Schiffman: From a Jewish point of view, these kinds of problems aren’t problems. First of all, the Bible was never taken literally in Judaism. It doesn’t mean that it’s not historical, but it is not taken literally in the Protestant sense. It’s not an issue in Judaism. Admittedly there is a literalist strain in a minority of medieval Jewish thinkers and a minority—maybe a growing minority—in modern Judaism, but it’s not classical Judaism. The Talmud doesn’t take the Bible literally in the Protestant sense. Jim [Strang]'s approach of taking a kind of experiential approach to the whole thing is one that is much more primary in Judaism.

I get into debates about these historical types of issues all the time, especially within the Orthodox community. I don’t want to say they aren’t important—they are important.

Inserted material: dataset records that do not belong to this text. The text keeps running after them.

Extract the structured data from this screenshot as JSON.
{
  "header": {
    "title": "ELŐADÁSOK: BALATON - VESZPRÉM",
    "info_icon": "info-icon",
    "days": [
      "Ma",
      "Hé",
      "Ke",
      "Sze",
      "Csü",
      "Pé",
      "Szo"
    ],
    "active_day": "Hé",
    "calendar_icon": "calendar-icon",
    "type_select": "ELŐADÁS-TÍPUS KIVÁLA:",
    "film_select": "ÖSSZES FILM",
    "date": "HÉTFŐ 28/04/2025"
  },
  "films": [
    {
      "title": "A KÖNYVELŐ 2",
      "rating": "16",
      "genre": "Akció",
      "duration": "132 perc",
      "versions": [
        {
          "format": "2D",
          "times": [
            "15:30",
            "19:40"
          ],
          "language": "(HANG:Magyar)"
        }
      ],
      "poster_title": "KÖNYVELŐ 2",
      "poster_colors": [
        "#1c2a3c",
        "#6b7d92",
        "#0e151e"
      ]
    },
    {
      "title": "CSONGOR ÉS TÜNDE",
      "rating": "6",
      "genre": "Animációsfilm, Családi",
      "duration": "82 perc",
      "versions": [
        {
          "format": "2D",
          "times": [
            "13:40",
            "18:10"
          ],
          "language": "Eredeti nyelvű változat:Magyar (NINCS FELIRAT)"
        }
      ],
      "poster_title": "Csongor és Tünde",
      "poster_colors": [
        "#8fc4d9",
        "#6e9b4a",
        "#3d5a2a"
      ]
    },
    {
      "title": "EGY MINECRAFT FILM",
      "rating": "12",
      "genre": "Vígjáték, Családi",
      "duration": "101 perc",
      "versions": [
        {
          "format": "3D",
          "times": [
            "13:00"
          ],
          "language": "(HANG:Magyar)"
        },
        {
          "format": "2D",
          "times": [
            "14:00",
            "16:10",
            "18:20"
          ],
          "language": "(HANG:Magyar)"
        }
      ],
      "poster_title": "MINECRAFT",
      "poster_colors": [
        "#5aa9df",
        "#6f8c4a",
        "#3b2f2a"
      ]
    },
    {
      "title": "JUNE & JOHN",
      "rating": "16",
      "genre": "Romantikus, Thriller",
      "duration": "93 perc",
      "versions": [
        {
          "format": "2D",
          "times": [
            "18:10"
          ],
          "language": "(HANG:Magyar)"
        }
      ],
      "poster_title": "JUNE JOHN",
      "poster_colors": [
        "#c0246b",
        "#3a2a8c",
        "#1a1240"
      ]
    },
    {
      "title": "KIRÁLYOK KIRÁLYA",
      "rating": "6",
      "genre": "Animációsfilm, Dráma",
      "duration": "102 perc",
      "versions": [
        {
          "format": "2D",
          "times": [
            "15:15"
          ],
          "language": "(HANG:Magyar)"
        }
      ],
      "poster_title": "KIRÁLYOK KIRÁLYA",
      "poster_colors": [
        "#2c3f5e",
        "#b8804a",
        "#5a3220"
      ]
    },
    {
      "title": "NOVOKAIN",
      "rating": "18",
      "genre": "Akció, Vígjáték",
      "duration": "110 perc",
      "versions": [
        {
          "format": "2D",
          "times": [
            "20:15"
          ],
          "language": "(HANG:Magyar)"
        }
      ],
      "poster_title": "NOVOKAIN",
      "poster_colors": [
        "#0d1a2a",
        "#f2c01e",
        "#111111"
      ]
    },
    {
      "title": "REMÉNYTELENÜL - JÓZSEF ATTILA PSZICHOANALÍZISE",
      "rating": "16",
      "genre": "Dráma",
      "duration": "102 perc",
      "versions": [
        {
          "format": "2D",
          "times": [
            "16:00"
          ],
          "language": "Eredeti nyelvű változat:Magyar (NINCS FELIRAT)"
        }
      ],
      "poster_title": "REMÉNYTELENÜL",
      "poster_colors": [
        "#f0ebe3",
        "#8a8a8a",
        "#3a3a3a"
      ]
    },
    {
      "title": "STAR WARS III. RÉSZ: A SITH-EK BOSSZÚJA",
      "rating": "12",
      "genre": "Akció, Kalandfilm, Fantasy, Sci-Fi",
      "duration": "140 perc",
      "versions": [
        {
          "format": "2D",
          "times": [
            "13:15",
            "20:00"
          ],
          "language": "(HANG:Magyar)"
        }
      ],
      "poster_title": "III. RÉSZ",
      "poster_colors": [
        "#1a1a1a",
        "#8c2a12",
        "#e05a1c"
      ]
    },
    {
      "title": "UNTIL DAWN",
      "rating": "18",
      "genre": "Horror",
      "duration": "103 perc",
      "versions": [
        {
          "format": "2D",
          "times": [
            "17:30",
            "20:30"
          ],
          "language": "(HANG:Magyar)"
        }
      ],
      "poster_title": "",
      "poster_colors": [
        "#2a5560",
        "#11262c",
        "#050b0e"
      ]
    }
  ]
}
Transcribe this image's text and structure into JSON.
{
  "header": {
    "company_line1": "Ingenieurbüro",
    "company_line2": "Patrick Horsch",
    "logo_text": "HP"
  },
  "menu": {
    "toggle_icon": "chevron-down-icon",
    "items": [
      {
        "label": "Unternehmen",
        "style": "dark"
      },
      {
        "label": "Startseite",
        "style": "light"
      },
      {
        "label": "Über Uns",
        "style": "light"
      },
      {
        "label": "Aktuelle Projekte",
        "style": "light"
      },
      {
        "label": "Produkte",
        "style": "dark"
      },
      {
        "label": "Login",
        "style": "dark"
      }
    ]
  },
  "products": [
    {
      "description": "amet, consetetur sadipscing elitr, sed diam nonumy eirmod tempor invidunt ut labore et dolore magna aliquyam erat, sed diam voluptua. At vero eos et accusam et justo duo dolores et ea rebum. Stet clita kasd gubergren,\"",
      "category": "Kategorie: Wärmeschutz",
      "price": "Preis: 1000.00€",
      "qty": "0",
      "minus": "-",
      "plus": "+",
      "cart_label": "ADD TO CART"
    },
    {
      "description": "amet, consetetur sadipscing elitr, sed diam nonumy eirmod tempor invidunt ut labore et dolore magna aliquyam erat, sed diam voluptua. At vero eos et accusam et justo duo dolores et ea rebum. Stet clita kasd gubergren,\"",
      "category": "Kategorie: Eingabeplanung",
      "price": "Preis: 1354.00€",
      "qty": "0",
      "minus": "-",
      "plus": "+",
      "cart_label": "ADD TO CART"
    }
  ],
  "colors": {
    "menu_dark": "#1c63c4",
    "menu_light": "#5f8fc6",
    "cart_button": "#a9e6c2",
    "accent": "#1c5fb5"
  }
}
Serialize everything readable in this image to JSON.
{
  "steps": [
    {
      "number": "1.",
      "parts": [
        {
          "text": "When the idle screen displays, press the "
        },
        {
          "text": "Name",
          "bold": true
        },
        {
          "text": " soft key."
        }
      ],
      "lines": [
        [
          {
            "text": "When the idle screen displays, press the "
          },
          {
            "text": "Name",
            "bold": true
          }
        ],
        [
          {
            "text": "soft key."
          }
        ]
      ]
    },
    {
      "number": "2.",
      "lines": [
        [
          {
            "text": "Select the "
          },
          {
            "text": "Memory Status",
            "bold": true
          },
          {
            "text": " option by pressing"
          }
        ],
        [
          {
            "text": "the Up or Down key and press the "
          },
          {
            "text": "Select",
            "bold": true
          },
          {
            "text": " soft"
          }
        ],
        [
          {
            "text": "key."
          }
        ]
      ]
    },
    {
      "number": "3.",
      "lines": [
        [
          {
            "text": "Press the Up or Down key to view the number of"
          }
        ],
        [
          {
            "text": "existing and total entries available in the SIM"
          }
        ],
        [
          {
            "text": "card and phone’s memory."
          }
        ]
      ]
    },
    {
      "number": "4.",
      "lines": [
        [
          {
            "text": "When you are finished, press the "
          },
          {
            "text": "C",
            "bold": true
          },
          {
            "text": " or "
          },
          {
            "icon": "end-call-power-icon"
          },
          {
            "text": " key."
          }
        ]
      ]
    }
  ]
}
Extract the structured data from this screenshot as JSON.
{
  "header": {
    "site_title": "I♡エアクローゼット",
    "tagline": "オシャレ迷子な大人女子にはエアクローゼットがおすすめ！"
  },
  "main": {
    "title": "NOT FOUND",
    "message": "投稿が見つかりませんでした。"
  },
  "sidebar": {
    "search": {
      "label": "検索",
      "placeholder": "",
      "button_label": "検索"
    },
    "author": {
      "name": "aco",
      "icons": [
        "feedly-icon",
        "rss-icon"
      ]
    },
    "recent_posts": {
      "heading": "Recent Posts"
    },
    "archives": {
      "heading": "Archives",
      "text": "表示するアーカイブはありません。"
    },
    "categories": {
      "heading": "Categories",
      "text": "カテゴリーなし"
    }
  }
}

We sit around and debate these kinds of questions all day.


and

Dever: ...the call of Abraham, the Promise of the Land, the migration to Canaan, the descent into Egypt, the Exodus, Moses and monotheism, the Law at Sinai, divine kingship—archaeology throws all of these into great doubt. My long experience in Israel and my growing uncertainty about the historicity of the Bible meant that was the end for me.

Shanks: Well, then your scholarship did destroy your faith?

Dever: Absolutely. Next year will be the 50th anniversary of my first trip to Israel. I worked there for 49 years and let me tell you something: Seeing Judaism and Christianity and, God help us, Islam up close and personal does not help. Living in the Holy Land, I became extremely cynical about religion. I began to think, more or less, maybe like all of you, that I had no talent for religion, that faith might be a matter of temperament as well as training. I never had a pious bone in my body. And I realized I was never really a believer, but it just took me 40 years to figure out that it was no longer meaningful. That’s when I converted to Judaism. [Laughs] I did it precisely because you don’t have to be religious to be a Jew. And I’m perfectly comfortable where I am.


Good mindbending stuff. What's interesting to me is the fact that none of them give much credence to literalism, and that the archaeologists who continue in their faith practice it on a metaphorical level. If this is the outcome of more biblical scholarship, then bring it on - in the schools, on TV, on the web.